The tests are also split into the three main areas of focus - basic content, pagination, and delete links - in a much more straightforward way. The testing has a more direct feel to it and is much easier to follow than the RSpec version. I also really like the power of assert_select. Nearly all DOM verification can be done with this one assert method, and it's easy to learn and understand. It's also easy to wrap it in little helper methods to make new assert methods that are geared specifically for certain types of DOM tests, like assert_title or assert_link for verifying the presence of title or link text, respectively.

Minitest is Much Easier to Use

Sometimes a DSL isn't an advantage if you have to learn the DSL to do something that's not related to your product's domain. A test DSL that is built mostly for its own sake, not to make tests easier to write for the product you're testing, doesn't provide much benefit. A DSL that makes it easier to write the software for your product's domain provides the real benefits. A DSL that you have to take extra time to learn so that your tests read like natural language might be a waste of time.

RSpec is a DSL that risks focusing too much on making the perfect testing language and not enough on making a testing interface that is easy to understand and build on to efficiently test the Rails app that you really care about. Minitest is much closer to Ruby. It's a simple framework that provides a nice set of primitives that you can use to build out a test suite quickly and efficiently.

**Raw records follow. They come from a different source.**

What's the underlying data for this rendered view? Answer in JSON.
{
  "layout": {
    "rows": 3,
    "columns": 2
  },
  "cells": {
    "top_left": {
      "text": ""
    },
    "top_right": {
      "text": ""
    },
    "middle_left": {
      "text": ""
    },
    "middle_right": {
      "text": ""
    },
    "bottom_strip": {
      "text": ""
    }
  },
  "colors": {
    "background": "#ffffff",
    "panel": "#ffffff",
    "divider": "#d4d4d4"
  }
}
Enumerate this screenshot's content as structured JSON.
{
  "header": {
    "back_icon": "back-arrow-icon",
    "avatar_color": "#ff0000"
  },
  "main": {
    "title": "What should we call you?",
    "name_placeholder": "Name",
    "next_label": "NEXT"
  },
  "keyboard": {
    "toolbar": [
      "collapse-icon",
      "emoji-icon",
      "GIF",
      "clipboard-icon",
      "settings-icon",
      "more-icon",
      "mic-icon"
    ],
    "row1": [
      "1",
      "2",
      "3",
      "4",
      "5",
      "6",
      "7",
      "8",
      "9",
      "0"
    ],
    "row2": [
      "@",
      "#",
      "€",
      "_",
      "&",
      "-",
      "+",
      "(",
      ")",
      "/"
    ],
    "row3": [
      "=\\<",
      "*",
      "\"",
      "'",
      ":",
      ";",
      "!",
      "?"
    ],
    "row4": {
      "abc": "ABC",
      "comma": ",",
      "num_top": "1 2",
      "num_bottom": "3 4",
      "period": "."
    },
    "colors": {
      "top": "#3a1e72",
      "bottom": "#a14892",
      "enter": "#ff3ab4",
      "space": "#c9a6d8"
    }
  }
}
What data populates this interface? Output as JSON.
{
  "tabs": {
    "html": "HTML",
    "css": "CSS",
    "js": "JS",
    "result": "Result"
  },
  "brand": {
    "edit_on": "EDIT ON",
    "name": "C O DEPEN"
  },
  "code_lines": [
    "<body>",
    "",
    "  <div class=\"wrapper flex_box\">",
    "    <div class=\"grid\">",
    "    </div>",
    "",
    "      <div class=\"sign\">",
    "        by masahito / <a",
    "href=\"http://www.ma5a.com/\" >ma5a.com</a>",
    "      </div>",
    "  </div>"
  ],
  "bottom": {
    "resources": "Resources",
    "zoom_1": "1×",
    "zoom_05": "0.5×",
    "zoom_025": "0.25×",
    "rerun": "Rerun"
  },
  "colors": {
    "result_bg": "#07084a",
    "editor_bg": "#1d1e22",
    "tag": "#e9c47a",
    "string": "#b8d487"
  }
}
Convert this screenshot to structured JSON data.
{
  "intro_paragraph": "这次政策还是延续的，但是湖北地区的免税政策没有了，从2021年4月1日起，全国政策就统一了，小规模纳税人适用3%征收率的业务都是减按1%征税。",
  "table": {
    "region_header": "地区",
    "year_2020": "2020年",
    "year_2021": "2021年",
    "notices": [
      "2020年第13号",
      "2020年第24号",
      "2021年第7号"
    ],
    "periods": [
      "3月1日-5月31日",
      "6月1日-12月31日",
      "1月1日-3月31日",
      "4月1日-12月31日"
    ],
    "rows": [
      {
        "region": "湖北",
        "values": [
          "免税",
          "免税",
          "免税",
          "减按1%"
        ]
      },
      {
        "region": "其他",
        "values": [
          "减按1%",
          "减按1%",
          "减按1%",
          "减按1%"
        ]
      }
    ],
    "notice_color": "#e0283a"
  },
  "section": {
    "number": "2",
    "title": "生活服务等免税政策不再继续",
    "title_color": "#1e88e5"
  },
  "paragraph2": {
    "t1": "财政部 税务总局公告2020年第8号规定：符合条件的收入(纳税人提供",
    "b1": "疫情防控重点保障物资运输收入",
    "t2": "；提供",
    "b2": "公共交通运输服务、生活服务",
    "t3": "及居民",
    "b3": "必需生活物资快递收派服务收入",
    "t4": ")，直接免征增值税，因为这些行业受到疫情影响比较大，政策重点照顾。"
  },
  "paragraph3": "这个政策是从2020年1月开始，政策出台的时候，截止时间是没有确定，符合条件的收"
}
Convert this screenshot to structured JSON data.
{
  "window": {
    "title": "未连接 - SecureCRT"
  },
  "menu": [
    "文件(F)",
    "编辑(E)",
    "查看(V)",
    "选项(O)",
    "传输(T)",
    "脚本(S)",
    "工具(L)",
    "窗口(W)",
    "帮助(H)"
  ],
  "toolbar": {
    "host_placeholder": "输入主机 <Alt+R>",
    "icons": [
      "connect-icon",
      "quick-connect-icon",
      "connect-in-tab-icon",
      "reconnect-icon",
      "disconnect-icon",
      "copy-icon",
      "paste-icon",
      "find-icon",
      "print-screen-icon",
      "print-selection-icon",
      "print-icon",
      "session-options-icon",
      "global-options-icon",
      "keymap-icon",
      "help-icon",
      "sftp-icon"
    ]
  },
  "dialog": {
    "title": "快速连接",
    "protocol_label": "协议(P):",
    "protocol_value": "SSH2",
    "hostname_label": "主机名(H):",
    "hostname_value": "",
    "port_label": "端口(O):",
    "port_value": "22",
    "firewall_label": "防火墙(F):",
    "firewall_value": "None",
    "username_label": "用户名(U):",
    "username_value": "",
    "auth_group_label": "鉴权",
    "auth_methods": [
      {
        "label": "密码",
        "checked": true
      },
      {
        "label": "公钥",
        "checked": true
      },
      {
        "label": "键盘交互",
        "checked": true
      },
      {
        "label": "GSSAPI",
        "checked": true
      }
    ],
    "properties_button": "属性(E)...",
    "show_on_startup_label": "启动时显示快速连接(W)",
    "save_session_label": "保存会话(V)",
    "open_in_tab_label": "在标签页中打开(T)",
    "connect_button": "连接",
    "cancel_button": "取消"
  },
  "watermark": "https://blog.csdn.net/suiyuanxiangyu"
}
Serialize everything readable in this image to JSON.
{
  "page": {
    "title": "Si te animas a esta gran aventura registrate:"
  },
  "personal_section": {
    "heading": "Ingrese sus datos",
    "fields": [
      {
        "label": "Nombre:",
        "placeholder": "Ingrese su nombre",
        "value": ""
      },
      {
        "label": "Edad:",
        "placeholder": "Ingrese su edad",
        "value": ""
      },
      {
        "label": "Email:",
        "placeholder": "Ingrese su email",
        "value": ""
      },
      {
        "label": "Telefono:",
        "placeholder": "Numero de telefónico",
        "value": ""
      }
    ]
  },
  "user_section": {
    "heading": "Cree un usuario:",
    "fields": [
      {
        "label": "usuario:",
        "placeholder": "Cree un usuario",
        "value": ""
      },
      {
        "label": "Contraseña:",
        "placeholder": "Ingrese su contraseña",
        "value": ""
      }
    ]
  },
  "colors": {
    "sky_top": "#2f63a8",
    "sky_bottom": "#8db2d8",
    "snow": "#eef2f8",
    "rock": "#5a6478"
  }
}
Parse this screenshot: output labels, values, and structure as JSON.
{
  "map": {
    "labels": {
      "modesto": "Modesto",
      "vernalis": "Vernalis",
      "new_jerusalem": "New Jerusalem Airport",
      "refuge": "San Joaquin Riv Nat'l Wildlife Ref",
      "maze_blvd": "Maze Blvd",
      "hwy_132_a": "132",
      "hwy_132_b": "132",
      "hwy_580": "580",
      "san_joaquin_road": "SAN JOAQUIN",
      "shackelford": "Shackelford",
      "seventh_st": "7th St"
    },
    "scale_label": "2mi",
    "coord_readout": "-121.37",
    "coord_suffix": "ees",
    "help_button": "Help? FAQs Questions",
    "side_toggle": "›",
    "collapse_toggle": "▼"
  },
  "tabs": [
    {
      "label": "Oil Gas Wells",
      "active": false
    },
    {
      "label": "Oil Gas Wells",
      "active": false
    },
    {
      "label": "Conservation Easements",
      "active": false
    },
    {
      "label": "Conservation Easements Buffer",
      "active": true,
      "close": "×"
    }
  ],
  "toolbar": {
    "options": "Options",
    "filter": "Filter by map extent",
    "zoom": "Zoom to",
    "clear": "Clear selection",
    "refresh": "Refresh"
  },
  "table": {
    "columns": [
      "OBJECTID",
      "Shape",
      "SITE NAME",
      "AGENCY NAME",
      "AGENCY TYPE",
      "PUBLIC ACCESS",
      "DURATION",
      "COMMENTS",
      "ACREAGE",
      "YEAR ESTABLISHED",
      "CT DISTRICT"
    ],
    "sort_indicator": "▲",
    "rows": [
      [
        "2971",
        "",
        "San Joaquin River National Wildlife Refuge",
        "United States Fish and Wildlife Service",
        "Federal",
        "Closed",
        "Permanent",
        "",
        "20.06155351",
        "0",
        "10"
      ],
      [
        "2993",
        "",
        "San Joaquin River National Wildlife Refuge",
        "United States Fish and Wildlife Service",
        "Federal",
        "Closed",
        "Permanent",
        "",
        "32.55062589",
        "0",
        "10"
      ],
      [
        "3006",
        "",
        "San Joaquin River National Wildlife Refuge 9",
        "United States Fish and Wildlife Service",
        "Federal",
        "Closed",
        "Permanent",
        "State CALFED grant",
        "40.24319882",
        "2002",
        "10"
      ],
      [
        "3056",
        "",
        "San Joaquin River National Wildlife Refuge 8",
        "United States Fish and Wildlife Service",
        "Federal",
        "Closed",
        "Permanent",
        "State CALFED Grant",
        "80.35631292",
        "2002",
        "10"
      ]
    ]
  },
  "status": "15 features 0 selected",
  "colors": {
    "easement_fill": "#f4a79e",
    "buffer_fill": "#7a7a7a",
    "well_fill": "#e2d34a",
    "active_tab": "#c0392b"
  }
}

I'm sure a lot of people love writing tests in RSpec, and it feels very natural once you learn it well. That's a great thing, and I'm glad that it works for those people. But for me, RSpec seems to be an end in itself because it just wants to be a pretty testing language, whereas Minitest is a means to writing a clear, straightforward test suite that gets the job done. I want a testing framework that enables me to write tests quickly and get them out of the way so I can focus on improving the production code. Minitest does that for me, so that's the framework I'm going to use.